Unser Mandant hatte Mitte des Jahres 2020 unerwartet eine Vorladung von der Polizei Cottbus erhalten, der Tatvorwurf lautete auf sexuellen Missbrauch von Kindern.

Betroffen und beschämt von der Situation wandte unser Mandant sich an uns um ihm in dieser Situation juristisch beizustehen. Denn wie bekannt ist, hat sich unsere Kanzlei auf die Bearbeitung von Sexualstrafverfahren spezialisiert und wir sind gerade in diesem Bereich bundesweit erfolgreich tätig, natürlich auch für Beschuldigte wegen sexuellen Missbrauchs von Kindern in Cottbus.

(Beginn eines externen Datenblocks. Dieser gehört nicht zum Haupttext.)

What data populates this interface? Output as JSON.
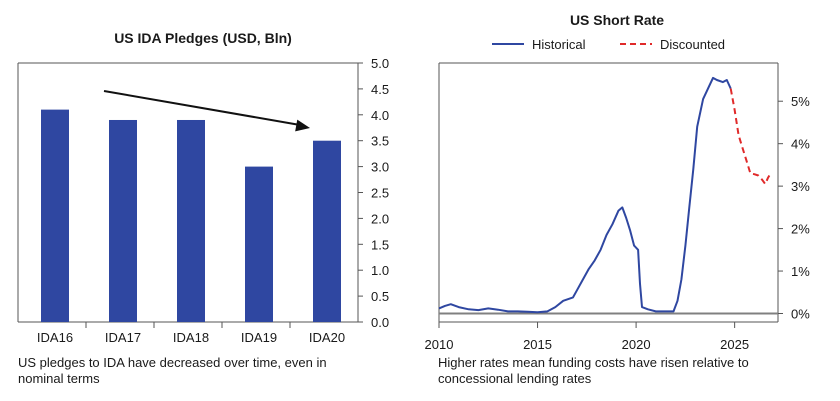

Nach Einsicht in die Ermittlungsakte konnte herausgearbeitet werden, dass es sich bei den Vorwürfen, die von Seiten seiner ehemaligen Stieftochter erhoben worden waren, offenbar um Falschbeschuldigungen handelt die im Rahmen eines Trennungskonflikts zwischen meinem Mandanten und seiner damaligen Lebensgefährtin wurzeln.

So erwiesen sich die Angaben zu vermeintlichen Übergriffen als "wenig tragfähig, lebensfremd und insgesamt abwegig" - so die abschließende Bewertung der Staatsanwaltschaft).

Im Rahmen einer umfassenden Verteidigerklärung wurden sodann gegenüber der Staatsanwaltschaft Cottbus aufbereitet, warum der Vorwurf des sexuellen Missbrauchs von Kindern nicht zutrifft und die Vorladung als Beschuldigter wegen sexuellen Missbrauchs von Kindern durch die Polizei Cottbus zu Unrecht erfolgt war. Letztlich wurde auf Antrag der Verteidigung das Verfahren eingestell.